OG Mike Iupati, Arizona Cardinals, 31
Fun fact, the only NFC West team Iupati hasn’t played for is the Los Angeles Rams. Starting his career with the 49ers, he eventually wound up with the Cardinals on a massive contract. He did not live up to expectations in Arizona due to injuries. He’s looking to resurrect his career in Seattle. Iupati replaces J.R. Sweezy who is now playing for the Cardinals oddly enough.
OLB K.J. Wright, Seattle Seahawks, 29
Bringing back Wright is the right thing to do, pun intended. Spending his entire career in Seattle, he is the heart and soul of the defense. He continues to be a productive member of the team. Wright coming back at about $7.5 million a year is a fair price for both sides. They may not be the “Legion of Boom” anymore, but Wright can still be bring the pain.

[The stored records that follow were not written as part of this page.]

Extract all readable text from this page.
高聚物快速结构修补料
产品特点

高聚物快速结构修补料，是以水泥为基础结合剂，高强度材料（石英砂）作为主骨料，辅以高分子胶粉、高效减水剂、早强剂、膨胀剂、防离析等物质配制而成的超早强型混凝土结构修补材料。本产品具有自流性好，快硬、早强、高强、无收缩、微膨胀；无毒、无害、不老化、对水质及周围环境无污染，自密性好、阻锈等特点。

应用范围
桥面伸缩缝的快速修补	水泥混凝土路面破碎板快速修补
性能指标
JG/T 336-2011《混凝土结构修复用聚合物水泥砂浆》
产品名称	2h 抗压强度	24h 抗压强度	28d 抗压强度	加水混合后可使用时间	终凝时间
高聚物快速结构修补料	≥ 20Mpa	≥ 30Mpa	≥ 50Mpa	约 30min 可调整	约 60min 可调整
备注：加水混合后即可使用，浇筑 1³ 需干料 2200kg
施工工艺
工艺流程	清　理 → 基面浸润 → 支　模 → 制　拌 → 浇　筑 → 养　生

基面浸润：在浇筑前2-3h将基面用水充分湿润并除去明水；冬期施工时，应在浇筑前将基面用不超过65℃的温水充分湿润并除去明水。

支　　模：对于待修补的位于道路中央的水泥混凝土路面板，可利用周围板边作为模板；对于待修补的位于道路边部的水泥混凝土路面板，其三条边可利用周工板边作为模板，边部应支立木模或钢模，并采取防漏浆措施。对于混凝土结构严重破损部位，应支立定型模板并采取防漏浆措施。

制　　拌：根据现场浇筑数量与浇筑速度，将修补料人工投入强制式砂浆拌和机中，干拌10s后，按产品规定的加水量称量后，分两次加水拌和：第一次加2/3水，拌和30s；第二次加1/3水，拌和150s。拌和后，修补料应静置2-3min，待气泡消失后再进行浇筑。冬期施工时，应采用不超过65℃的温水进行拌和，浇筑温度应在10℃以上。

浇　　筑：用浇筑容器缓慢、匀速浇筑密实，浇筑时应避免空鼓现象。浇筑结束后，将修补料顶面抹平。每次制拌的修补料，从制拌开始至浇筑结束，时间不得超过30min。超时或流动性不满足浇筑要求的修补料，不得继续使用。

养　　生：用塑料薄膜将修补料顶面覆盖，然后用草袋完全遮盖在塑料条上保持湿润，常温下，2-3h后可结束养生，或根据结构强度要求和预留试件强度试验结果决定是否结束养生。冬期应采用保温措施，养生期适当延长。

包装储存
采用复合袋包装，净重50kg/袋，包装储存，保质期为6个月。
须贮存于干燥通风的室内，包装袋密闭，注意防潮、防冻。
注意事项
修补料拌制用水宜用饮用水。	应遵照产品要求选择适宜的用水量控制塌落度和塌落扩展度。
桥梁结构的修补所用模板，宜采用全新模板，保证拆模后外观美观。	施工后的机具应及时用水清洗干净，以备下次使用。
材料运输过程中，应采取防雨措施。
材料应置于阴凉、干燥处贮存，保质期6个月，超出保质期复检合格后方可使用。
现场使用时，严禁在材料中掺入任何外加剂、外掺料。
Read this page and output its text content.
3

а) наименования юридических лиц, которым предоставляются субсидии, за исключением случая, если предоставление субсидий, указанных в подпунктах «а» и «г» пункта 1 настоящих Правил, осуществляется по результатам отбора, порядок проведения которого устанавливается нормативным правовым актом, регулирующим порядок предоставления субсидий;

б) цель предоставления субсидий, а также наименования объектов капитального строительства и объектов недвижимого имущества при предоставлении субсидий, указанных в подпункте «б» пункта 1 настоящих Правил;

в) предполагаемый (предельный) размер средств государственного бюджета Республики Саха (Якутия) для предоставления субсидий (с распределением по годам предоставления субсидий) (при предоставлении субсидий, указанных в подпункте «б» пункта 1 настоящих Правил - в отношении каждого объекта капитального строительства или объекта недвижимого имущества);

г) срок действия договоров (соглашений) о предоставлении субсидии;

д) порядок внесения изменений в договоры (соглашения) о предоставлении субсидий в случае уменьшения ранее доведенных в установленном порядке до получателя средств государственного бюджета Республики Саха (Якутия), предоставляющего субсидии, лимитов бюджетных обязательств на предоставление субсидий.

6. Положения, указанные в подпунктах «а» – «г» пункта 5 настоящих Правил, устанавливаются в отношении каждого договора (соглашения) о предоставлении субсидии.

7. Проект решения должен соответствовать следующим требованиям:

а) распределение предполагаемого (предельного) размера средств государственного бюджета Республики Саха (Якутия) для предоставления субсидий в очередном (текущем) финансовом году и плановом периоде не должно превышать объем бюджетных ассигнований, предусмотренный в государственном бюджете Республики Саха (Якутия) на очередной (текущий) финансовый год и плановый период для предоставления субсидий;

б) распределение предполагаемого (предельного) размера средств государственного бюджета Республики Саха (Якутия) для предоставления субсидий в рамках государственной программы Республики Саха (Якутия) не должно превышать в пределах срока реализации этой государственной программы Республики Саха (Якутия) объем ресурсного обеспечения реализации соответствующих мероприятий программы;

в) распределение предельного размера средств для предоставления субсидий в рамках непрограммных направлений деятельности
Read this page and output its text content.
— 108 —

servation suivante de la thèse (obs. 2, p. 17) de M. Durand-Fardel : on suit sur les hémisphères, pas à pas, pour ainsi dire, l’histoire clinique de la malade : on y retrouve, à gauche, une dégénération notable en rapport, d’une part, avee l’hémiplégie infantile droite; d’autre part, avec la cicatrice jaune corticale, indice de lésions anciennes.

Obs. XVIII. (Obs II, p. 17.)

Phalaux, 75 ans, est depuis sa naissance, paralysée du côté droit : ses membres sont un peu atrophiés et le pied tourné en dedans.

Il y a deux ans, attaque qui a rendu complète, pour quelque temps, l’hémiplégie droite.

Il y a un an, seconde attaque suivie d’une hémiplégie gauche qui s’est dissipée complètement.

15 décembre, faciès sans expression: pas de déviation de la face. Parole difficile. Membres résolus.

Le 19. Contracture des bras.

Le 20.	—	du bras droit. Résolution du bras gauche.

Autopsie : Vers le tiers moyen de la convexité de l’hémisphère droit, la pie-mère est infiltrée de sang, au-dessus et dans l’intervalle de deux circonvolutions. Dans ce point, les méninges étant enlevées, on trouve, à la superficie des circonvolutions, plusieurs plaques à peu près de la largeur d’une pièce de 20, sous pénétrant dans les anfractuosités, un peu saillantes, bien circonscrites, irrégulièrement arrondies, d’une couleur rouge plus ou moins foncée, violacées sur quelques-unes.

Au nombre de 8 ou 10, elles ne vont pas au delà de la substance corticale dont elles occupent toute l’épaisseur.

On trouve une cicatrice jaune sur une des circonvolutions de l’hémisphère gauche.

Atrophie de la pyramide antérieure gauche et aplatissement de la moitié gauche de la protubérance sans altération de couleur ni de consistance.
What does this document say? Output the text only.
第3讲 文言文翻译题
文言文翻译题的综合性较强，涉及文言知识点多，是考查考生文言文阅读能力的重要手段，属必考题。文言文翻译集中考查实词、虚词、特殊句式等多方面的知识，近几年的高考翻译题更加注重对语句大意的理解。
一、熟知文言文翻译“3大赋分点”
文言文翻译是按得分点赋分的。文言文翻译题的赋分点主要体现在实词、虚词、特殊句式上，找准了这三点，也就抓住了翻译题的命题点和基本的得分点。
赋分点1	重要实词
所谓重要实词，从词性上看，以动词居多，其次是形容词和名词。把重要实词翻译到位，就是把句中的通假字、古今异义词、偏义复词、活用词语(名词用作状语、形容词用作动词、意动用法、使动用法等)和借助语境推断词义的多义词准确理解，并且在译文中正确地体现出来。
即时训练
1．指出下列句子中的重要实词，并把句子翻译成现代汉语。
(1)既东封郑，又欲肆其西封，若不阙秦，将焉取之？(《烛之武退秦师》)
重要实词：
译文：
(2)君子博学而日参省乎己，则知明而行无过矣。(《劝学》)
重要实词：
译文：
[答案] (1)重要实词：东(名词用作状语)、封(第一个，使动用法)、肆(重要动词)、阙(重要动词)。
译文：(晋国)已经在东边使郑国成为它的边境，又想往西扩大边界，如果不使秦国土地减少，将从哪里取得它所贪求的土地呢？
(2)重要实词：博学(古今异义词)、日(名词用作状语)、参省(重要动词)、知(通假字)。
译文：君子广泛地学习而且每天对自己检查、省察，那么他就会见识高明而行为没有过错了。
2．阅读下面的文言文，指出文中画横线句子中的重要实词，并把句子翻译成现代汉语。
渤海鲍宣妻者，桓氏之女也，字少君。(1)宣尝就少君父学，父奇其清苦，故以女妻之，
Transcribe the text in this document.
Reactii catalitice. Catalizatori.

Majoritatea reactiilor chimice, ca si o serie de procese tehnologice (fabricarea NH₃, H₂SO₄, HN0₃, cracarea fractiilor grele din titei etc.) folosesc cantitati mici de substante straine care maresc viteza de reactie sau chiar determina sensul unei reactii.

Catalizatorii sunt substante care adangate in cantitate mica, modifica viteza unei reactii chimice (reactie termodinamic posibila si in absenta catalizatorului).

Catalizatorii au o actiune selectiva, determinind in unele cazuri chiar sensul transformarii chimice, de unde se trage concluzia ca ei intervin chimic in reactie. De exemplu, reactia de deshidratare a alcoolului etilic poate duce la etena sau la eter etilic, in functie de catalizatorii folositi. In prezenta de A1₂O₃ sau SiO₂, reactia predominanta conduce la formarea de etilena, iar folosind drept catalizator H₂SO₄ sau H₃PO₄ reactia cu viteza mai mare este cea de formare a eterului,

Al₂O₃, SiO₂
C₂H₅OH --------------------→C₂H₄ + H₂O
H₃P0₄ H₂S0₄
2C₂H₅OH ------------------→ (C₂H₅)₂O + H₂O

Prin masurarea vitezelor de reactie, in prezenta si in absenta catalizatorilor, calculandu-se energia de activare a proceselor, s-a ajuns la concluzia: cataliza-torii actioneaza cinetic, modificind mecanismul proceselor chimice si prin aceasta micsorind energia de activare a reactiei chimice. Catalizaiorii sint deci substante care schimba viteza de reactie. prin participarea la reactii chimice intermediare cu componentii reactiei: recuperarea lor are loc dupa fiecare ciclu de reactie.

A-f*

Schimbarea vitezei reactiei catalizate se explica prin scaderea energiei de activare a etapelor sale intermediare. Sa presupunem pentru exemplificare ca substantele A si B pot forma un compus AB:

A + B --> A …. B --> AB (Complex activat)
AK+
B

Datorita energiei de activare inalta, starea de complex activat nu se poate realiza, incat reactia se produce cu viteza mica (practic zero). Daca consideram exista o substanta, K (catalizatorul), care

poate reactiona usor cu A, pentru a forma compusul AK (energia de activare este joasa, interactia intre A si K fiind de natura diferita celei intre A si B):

K Jason Myers, New York Jets, 27
Can’t put a price on a reliable kicker. Then again, the Seahawks just gave Myers the price of nearly $4 million per year for his Pro Bowl services. That’s almost double than what the Rams pay for Greg Zuerlein’s services. Cost aside, Myers is a dependable kicker that’s capable of sealing games.
OLB Mychal Kendricks, Seattle Seahawks, 28
This signing is somewhat risky, but not because of Kendricks’s talent. Currently, Kendricks is awaiting sentencing after pleading guilty for insider trading last year. He could serve jail time and miss the 2019 season. Even if this happens, the Seahawks only brought him back on a 1-year deal and likely not much of the contract is guaranteed. They should have a backup plan just in case.
DE Frank Clark, Seattle Seahawks, 25
Most of the Seahawks’ transactions revolve around keeping key players. Clark is a player the Seahawks should keep, but it’s costing them. They placed a franchise tag on him, but for over $17 million. They must work towards a long-term solution if they are to have any chance of retaining him next season. In the meantime, the Seahawks keep quite possibly their best defensive player.